Mainstream advice on the Middle East being proffered to the Trump presidency by Beltway sharpshooters takes for granted the geopolitical status quo questioned above. The problems presented by the two special relationships are not even mentioned. Given these perspectives there are three broad kinds of approaches recommended for the region: (1) don’t aim too high, lower expectations, and don’t touch raw nerves in Israel or the Arab world (e.g. moving the American embassy to Jerusalem or telling Israel to dismantle the separation wall, stop expanding settlements, or handle the ongoing hunger strike humanely)[See Aaron David Miller, “From My Twenty Years of Failing at Middle East Peace,” Foreign Policy online, May 19, 2017]; (2) gang up on Iran, which will please both Israel and Saudi Arabia, and will have some positive resonance back in the United States [e.g. Michael Doran, “A Trump Plan for the Middle East,” NY Times, May 19, 2017]; (3) adopt the Israeli hard right view, now pushed within the United States, that the best road to ‘peace’ is to give Israel a green light to exert even greater pressure on the Palestinians to the point of their surrender. [a position repeatedly advocated by Daniel Pipes on the online listserv Middle East Forum and elsewhere, see Pipes, “The Way to Peace: Israeli Victory and Palestinian Defeat,” Commentary, Jan. 2017; Pipes boasts of his work with the Congressional Israel Victory Caucus that wants the U.S. Government to stop talking about ‘the two state solution,’ and support an Israeli shift from managing the status quo to launching a campaign to defeat Palestinians so decisively as to end the conflict.]

 

The first of these approaches is a cautionary warning to Trump the maker of grand deals not to exceed the boundaries of the feasible.

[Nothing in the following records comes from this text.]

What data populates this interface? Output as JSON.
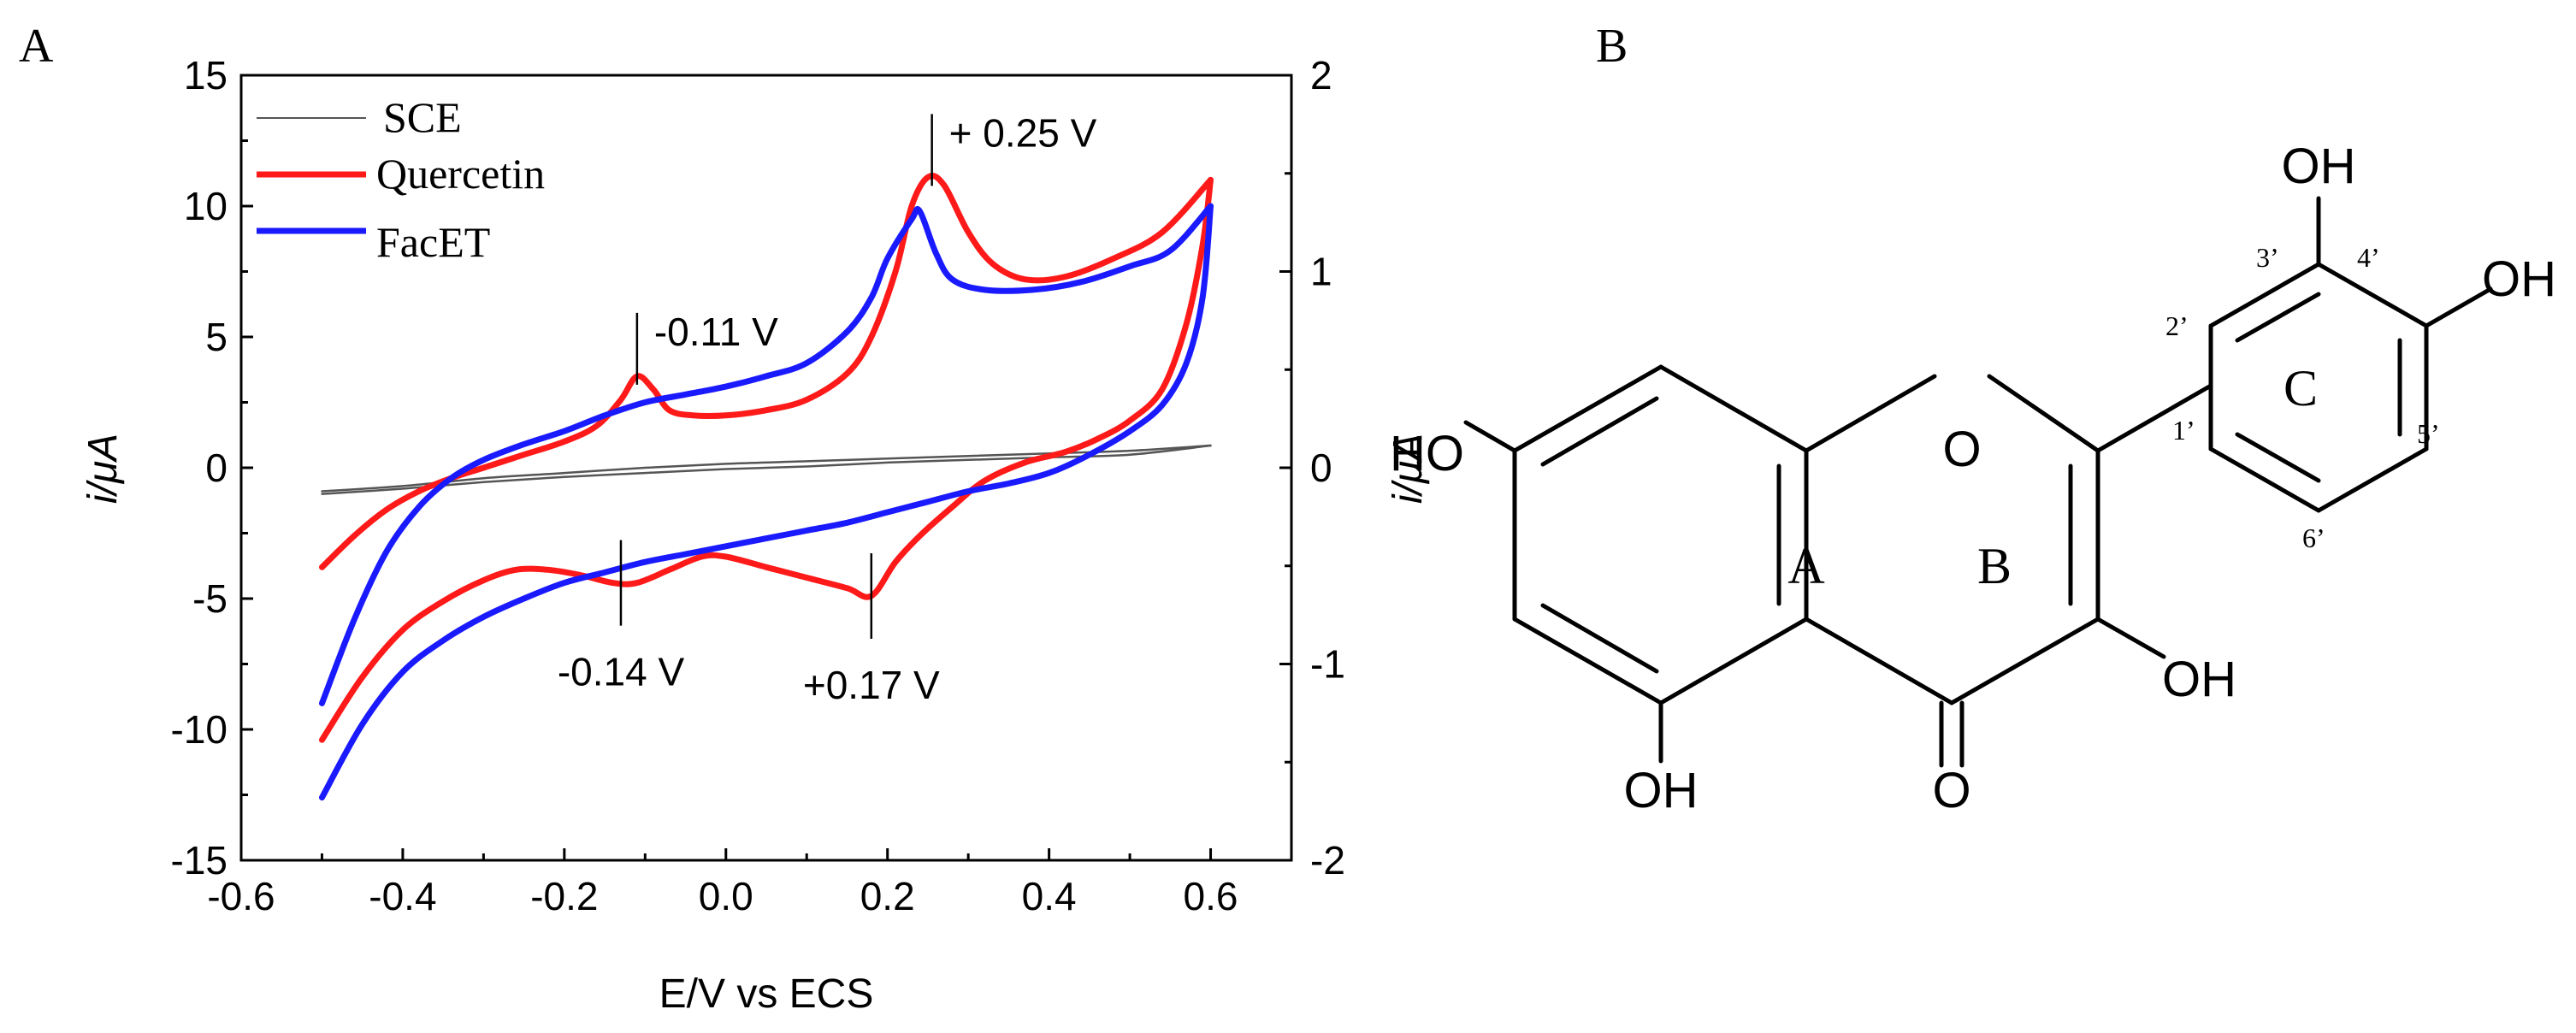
{
  "panels": {
    "a_label": "A",
    "b_label": "B"
  },
  "chart_data": {
    "type": "line",
    "xlabel": "E/V vs ECS",
    "ylabel": "i/μA",
    "ylabel_right": "i/μA",
    "xlim": [
      -0.6,
      0.7
    ],
    "ylim": [
      -15,
      15
    ],
    "ylim_right": [
      -2,
      2
    ],
    "x_ticks": [
      "-0.6",
      "-0.4",
      "-0.2",
      "0.0",
      "0.2",
      "0.4",
      "0.6"
    ],
    "y_ticks": [
      "15",
      "10",
      "5",
      "0",
      "-5",
      "-10",
      "-15"
    ],
    "y_ticks_right": [
      "2",
      "1",
      "0",
      "-1",
      "-2"
    ],
    "legend_position": "top-left",
    "series": [
      {
        "name": "SCE",
        "color": "#555555",
        "axis": "left",
        "forward": [
          [
            -0.5,
            -0.9
          ],
          [
            -0.4,
            -0.7
          ],
          [
            -0.3,
            -0.4
          ],
          [
            -0.2,
            -0.2
          ],
          [
            -0.1,
            0.0
          ],
          [
            0.0,
            0.15
          ],
          [
            0.1,
            0.25
          ],
          [
            0.2,
            0.35
          ],
          [
            0.3,
            0.45
          ],
          [
            0.4,
            0.55
          ],
          [
            0.5,
            0.65
          ],
          [
            0.6,
            0.85
          ]
        ],
        "reverse": [
          [
            0.6,
            0.85
          ],
          [
            0.5,
            0.5
          ],
          [
            0.4,
            0.4
          ],
          [
            0.3,
            0.3
          ],
          [
            0.2,
            0.2
          ],
          [
            0.1,
            0.05
          ],
          [
            0.0,
            -0.05
          ],
          [
            -0.1,
            -0.2
          ],
          [
            -0.2,
            -0.35
          ],
          [
            -0.3,
            -0.55
          ],
          [
            -0.4,
            -0.8
          ],
          [
            -0.5,
            -1.0
          ]
        ]
      },
      {
        "name": "Quercetin",
        "color": "#ff1a1a",
        "axis": "left",
        "forward": [
          [
            -0.5,
            -3.8
          ],
          [
            -0.46,
            -2.6
          ],
          [
            -0.42,
            -1.6
          ],
          [
            -0.38,
            -0.9
          ],
          [
            -0.34,
            -0.4
          ],
          [
            -0.3,
            0.0
          ],
          [
            -0.25,
            0.5
          ],
          [
            -0.2,
            1.0
          ],
          [
            -0.16,
            1.6
          ],
          [
            -0.13,
            2.6
          ],
          [
            -0.11,
            3.5
          ],
          [
            -0.09,
            3.0
          ],
          [
            -0.07,
            2.2
          ],
          [
            -0.04,
            2.0
          ],
          [
            0.0,
            2.0
          ],
          [
            0.05,
            2.2
          ],
          [
            0.1,
            2.6
          ],
          [
            0.15,
            3.6
          ],
          [
            0.18,
            5.0
          ],
          [
            0.21,
            7.5
          ],
          [
            0.23,
            10.0
          ],
          [
            0.25,
            11.1
          ],
          [
            0.27,
            10.8
          ],
          [
            0.3,
            9.0
          ],
          [
            0.33,
            7.8
          ],
          [
            0.37,
            7.2
          ],
          [
            0.42,
            7.3
          ],
          [
            0.48,
            8.0
          ],
          [
            0.54,
            9.0
          ],
          [
            0.6,
            11.0
          ]
        ],
        "reverse": [
          [
            0.6,
            11.0
          ],
          [
            0.59,
            8.5
          ],
          [
            0.57,
            5.5
          ],
          [
            0.54,
            3.0
          ],
          [
            0.5,
            1.8
          ],
          [
            0.46,
            1.1
          ],
          [
            0.42,
            0.6
          ],
          [
            0.37,
            0.2
          ],
          [
            0.32,
            -0.5
          ],
          [
            0.28,
            -1.5
          ],
          [
            0.24,
            -2.6
          ],
          [
            0.21,
            -3.6
          ],
          [
            0.18,
            -4.9
          ],
          [
            0.15,
            -4.6
          ],
          [
            0.1,
            -4.2
          ],
          [
            0.05,
            -3.8
          ],
          [
            0.0,
            -3.4
          ],
          [
            -0.03,
            -3.4
          ],
          [
            -0.07,
            -3.9
          ],
          [
            -0.11,
            -4.4
          ],
          [
            -0.14,
            -4.4
          ],
          [
            -0.18,
            -4.1
          ],
          [
            -0.22,
            -3.9
          ],
          [
            -0.26,
            -3.9
          ],
          [
            -0.3,
            -4.3
          ],
          [
            -0.35,
            -5.1
          ],
          [
            -0.4,
            -6.2
          ],
          [
            -0.45,
            -8.0
          ],
          [
            -0.5,
            -10.4
          ]
        ]
      },
      {
        "name": "FacET",
        "color": "#1a1aff",
        "axis": "left",
        "forward": [
          [
            -0.5,
            -9.0
          ],
          [
            -0.46,
            -5.8
          ],
          [
            -0.42,
            -3.2
          ],
          [
            -0.38,
            -1.5
          ],
          [
            -0.34,
            -0.4
          ],
          [
            -0.3,
            0.3
          ],
          [
            -0.25,
            0.9
          ],
          [
            -0.2,
            1.4
          ],
          [
            -0.15,
            2.0
          ],
          [
            -0.1,
            2.5
          ],
          [
            -0.05,
            2.8
          ],
          [
            0.0,
            3.1
          ],
          [
            0.05,
            3.5
          ],
          [
            0.1,
            4.0
          ],
          [
            0.15,
            5.2
          ],
          [
            0.18,
            6.5
          ],
          [
            0.2,
            8.0
          ],
          [
            0.23,
            9.5
          ],
          [
            0.24,
            9.8
          ],
          [
            0.26,
            8.2
          ],
          [
            0.28,
            7.2
          ],
          [
            0.32,
            6.8
          ],
          [
            0.38,
            6.8
          ],
          [
            0.44,
            7.1
          ],
          [
            0.5,
            7.7
          ],
          [
            0.55,
            8.3
          ],
          [
            0.6,
            10.0
          ]
        ],
        "reverse": [
          [
            0.6,
            10.0
          ],
          [
            0.59,
            6.5
          ],
          [
            0.57,
            4.0
          ],
          [
            0.54,
            2.4
          ],
          [
            0.5,
            1.4
          ],
          [
            0.45,
            0.5
          ],
          [
            0.4,
            -0.2
          ],
          [
            0.35,
            -0.6
          ],
          [
            0.3,
            -0.9
          ],
          [
            0.25,
            -1.3
          ],
          [
            0.2,
            -1.7
          ],
          [
            0.15,
            -2.1
          ],
          [
            0.1,
            -2.4
          ],
          [
            0.05,
            -2.7
          ],
          [
            0.0,
            -3.0
          ],
          [
            -0.05,
            -3.3
          ],
          [
            -0.1,
            -3.6
          ],
          [
            -0.15,
            -4.0
          ],
          [
            -0.2,
            -4.4
          ],
          [
            -0.25,
            -5.0
          ],
          [
            -0.3,
            -5.7
          ],
          [
            -0.35,
            -6.6
          ],
          [
            -0.4,
            -7.8
          ],
          [
            -0.45,
            -9.8
          ],
          [
            -0.5,
            -12.6
          ]
        ]
      }
    ],
    "annotations": [
      {
        "text": "+ 0.25 V",
        "x": 0.255,
        "y": 11.1,
        "dir": "up"
      },
      {
        "text": "-0.11 V",
        "x": -0.11,
        "y": 3.5,
        "dir": "up"
      },
      {
        "text": "-0.14 V",
        "x": -0.13,
        "y": -4.4,
        "dir": "down"
      },
      {
        "text": "+0.17 V",
        "x": 0.18,
        "y": -4.9,
        "dir": "down"
      }
    ]
  },
  "molecule": {
    "atoms": {
      "oh_top": "OH",
      "oh_right": "OH",
      "ho_left": "HO",
      "o_ring": "O",
      "oh_bottom_right": "OH",
      "oh_bottom_left": "OH",
      "o_carbonyl": "O"
    },
    "rings": {
      "a": "A",
      "b": "B",
      "c": "C"
    },
    "positions": {
      "p2": "2’",
      "p3": "3’",
      "p4": "4’",
      "p1": "1’",
      "p5": "5’",
      "p6": "6’"
    }
  }
}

The Israel/Palestine conflict is not ripe for resolution, Israel has no incentive or inclination to reach a fair compromise and even if it were, the Palestinians are currently too fragmented and poorly led to provide a reliable negotiating partner. The second geopolitically oriented approach makes matters worse, pushing the sectarian and secular divides in the direction of a regional confrontation, even combat. The third is geopolitically triumphalist, assuming that the Palestinians can be induced to give up their century old struggle, and go the way of other indigenous lost causes that have succumbed to predatory settler movements.

 

As Trump dominates the news by his visits to Saudi Arabia and Israel we should not be tricked into thinking that his ‘achievements’ are hopeful developments. The only true beacons of hope for the peoples of the Middle East are the contrarian affirmations of the Palestinian hunger strike, the Rouhani electoral victory, and the BDS Campaign. The fact that such developments are ignored or condemned by the dominant political forces in the West should at least alert us to gathering storm clouds in that tormented region and elsewhere.